Thursday, May 01, 2008

City wins one, loses two

Rachel Gordon in the SF Chronicle almost got it right yesterday on the outcome of the hearing before Judge Busch the other day. She got the facts right: the judge rejected two of the three items in the city's motion to modify the injunction against implementing the Bicycle Plan until the city completes the EIR he ordered on the 527-page Plan. He allowed the city to make changes to the Fell/Masonic intersection but refused to let them make any more changes to the Market/Octavia intersection. He also refused to give the city a blank check to make more so-called safety changes at other intersections without first getting his permission.

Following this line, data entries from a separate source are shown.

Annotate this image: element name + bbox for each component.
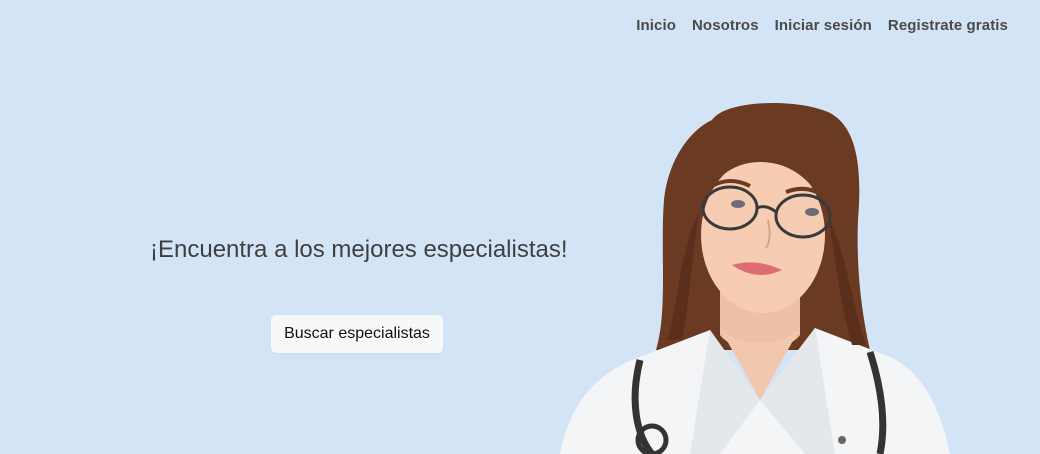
search-specialists-button[interactable]: Buscar especialistas xyxy=(271,315,443,353)
hero-title: ¡Encuentra a los mejores especialistas! xyxy=(150,236,568,263)
nav-link-iniciar-sesion[interactable]: Iniciar sesión xyxy=(775,17,872,34)
nav-link-nosotros[interactable]: Nosotros xyxy=(692,17,759,34)
top-nav: Inicio Nosotros Iniciar sesión Registrat… xyxy=(636,17,1008,34)
nav-link-registrate[interactable]: Registrate gratis xyxy=(888,17,1008,34)
nav-link-inicio[interactable]: Inicio xyxy=(636,17,676,34)
doctor-portrait-image xyxy=(560,102,950,454)
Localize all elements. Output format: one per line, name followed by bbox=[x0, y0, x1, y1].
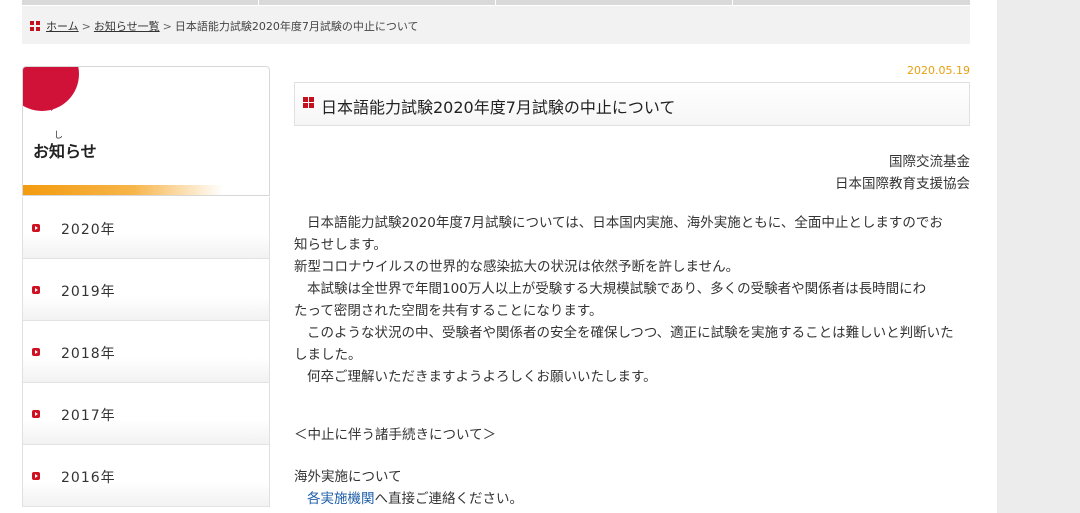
orange-accent-bar bbox=[23, 185, 223, 195]
breadcrumb-separator: > bbox=[81, 20, 91, 33]
text-line: 新型コロナウイルスの世界的な感染拡大の状況は依然予断を許しません。 bbox=[294, 259, 740, 275]
sidebar-item-label: 2019年 bbox=[61, 284, 116, 300]
issuer-org-2: 日本国際教育支援協会 bbox=[835, 176, 970, 192]
sidebar-item-label: 2016年 bbox=[61, 470, 116, 486]
breadcrumb-current: 日本語能力試験2020年度7月試験の中止について bbox=[174, 20, 419, 33]
top-nav-tab[interactable] bbox=[733, 0, 969, 5]
breadcrumb: ホーム > お知らせ一覧 > 日本語能力試験2020年度7月試験の中止について bbox=[22, 6, 970, 44]
sidebar-header: し お知らせ bbox=[22, 66, 270, 196]
breadcrumb-news-list-link[interactable]: お知らせ一覧 bbox=[94, 20, 160, 33]
issuer-org-1: 国際交流基金 bbox=[889, 154, 970, 170]
sidebar-item-2019[interactable]: 2019年 bbox=[22, 259, 270, 321]
text-line: このような状況の中、受験者や関係者の安全を確保しつつ、適正に試験を実施することは… bbox=[307, 325, 954, 341]
overseas-contact-line: 各実施機関へ直接ご連絡ください。 bbox=[294, 488, 987, 510]
sidebar-item-label: 2018年 bbox=[61, 346, 116, 362]
arrow-bullet-icon bbox=[32, 348, 40, 356]
sidebar-item-label: 2017年 bbox=[61, 408, 116, 424]
text-line: 日本語能力試験2020年度7月試験については、日本国内実施、海外実施ともに、全面… bbox=[307, 215, 943, 231]
article-title: 日本語能力試験2020年度7月試験の中止について bbox=[321, 98, 676, 117]
text-line: 知らせします。 bbox=[294, 237, 387, 253]
right-margin bbox=[997, 0, 1080, 513]
top-nav-tab[interactable] bbox=[496, 0, 733, 5]
overseas-label: 海外実施について bbox=[294, 469, 402, 485]
text-line: しました。 bbox=[294, 347, 362, 363]
article-date: 2020.05.19 bbox=[907, 64, 970, 77]
arrow-bullet-icon bbox=[32, 410, 40, 418]
grid-mark-icon bbox=[303, 97, 314, 108]
arrow-bullet-icon bbox=[32, 224, 40, 232]
breadcrumb-home-link[interactable]: ホーム bbox=[46, 20, 79, 33]
arrow-bullet-icon bbox=[32, 472, 40, 480]
top-nav-strip bbox=[22, 0, 970, 5]
section-heading: ＜中止に伴う諸手続きについて＞ bbox=[294, 427, 497, 443]
breadcrumb-separator: > bbox=[162, 20, 172, 33]
overseas-contact-text: へ直接ご連絡ください。 bbox=[374, 491, 524, 507]
top-nav-tab[interactable] bbox=[22, 0, 259, 5]
article-title-box: 日本語能力試験2020年度7月試験の中止について bbox=[294, 82, 970, 126]
text-line: たって密閉された空間を共有することになります。 bbox=[294, 303, 603, 319]
article-paragraph: 日本語能力試験2020年度7月試験については、日本国内実施、海外実施ともに、全面… bbox=[294, 212, 974, 388]
top-nav-tab[interactable] bbox=[259, 0, 496, 5]
sidebar-item-2020[interactable]: 2020年 bbox=[22, 197, 270, 259]
implementing-agencies-link[interactable]: 各実施機関 bbox=[307, 491, 375, 507]
sidebar-title: お知らせ bbox=[33, 142, 97, 161]
sidebar-item-label: 2020年 bbox=[61, 222, 116, 238]
text-line: 何卒ご理解いただきますようよろしくお願いいたします。 bbox=[307, 369, 657, 385]
sidebar-item-2016[interactable]: 2016年 bbox=[22, 445, 270, 507]
sidebar: し お知らせ 2020年 2019年 2018年 2017年 2016年 bbox=[22, 66, 270, 513]
text-line: 本試験は全世界で年間100万人以上が受験する大規模試験であり、多くの受験者や関係… bbox=[307, 281, 927, 297]
sidebar-item-2018[interactable]: 2018年 bbox=[22, 321, 270, 383]
grid-mark-icon bbox=[30, 21, 40, 31]
sidebar-item-2017[interactable]: 2017年 bbox=[22, 383, 270, 445]
arrow-bullet-icon bbox=[32, 286, 40, 294]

What she gets wrong is the context for the judge's ruling:

Anderson and his cohorts believe that city officials are favoring a vocal minority at the expense of the driving majority. But bicycle enthusiasts argue that there is room for both drivers and cyclists, and that more people would get around by pedal power if policies were in place that made biking safer and more convenient.

This isn't untrue, and, to be fair, it's probably impossible to summarize these different viewpoints adequately in two sentences. What the Bicycle Plan proposes most importantly is taking away traffic lanes and street parking on city streets to make bike lanes. The city tried to rush the Bicycle Plan through the process without doing any environmental review or traffic studies. We busted them with our litigation, since that was clearly illegal. They are now doing the environmental review ordered by Judge Busch.

Beyond that, what my "cohorts" and I say is that it's a bad idea to redesign city streets on behalf of this politically influential, small, PC minority in a city that has 465,905 registered motor vehicles, millions of tourists in rental cars, 35,000 people driving into the city every weekday to work, and more than 1,000 Muni vehicles. What our "progressive" city government is really doing is not just promoting cycling but punishing drivers by making it as expensive and difficult as possible to drive in San Francisco. While they are at it, they are making traffic in SF worse than it has to be.

Take Masonic Avenue, for example: the city is now seriously considering taking away a traffic lane and/or street parking on that busy street to make bike lanes. Anyone familiar with Masonic has to know that riding a bike on that street is close to suicidal. But, as the city's own preliminary studies show, taking away a traffic lane on Masonic will lead to serious traffic congestion; if it takes away street parking to make bike lanes, it will eliminate much-needed neighborhood parking and irresponsibly encourage cyclists to ride on one of the city's most important North-South traffic arteries, where a lot of traffic moves quickly between Geary Blvd. and Fell Street. And it will delay Muni's #43 line that runs on Masonic. Either course of action is just plain dumb.

The intersection of Fell/Masonic: What the city wants to do there---what Judge Busch is allowing them to do---is create a left-turn lane and change the traffic lights so that cars and bikes don't share the same green light. Sounds sensible on the face of it, but that runs the risk of seriously jamming up traffic on busy Fell Street for uncertain gains in safety for cyclists and pedestrians. I often walk and/or ride Muni's #43 line through that intersection, and it's not unusual to see reckless behavior by cyclists racing to beat the light, while the traffic on Fell street races to do the same. Will a reconfigured intersection change this kind of behavior? Perhaps. If the proposed changes end up seriously snarling traffic on Fell Street, the city and the bike people will be clearly responsible for the debacle.

What the city wanted to do at the Market/Octavia intersection was a lot less plausible. The city proposed eliminating entirely the bike lane on Market Street from Pearl Street to Gough Street, forcing cyclists and motorists to share a single lane over that lengthy stretch of Market Street, thus eliminating the right-turn danger to cyclists. This would have been a boon for the many passive-aggressive cyclists on Market Street, but it would also have probably snarled traffic on the city's main street.

Interesting to note, however, that with this proposal once the right-turn danger to cyclists had been eliminated, the ban on the easy right-turn onto the freeway at that intersection could no longer have been justified!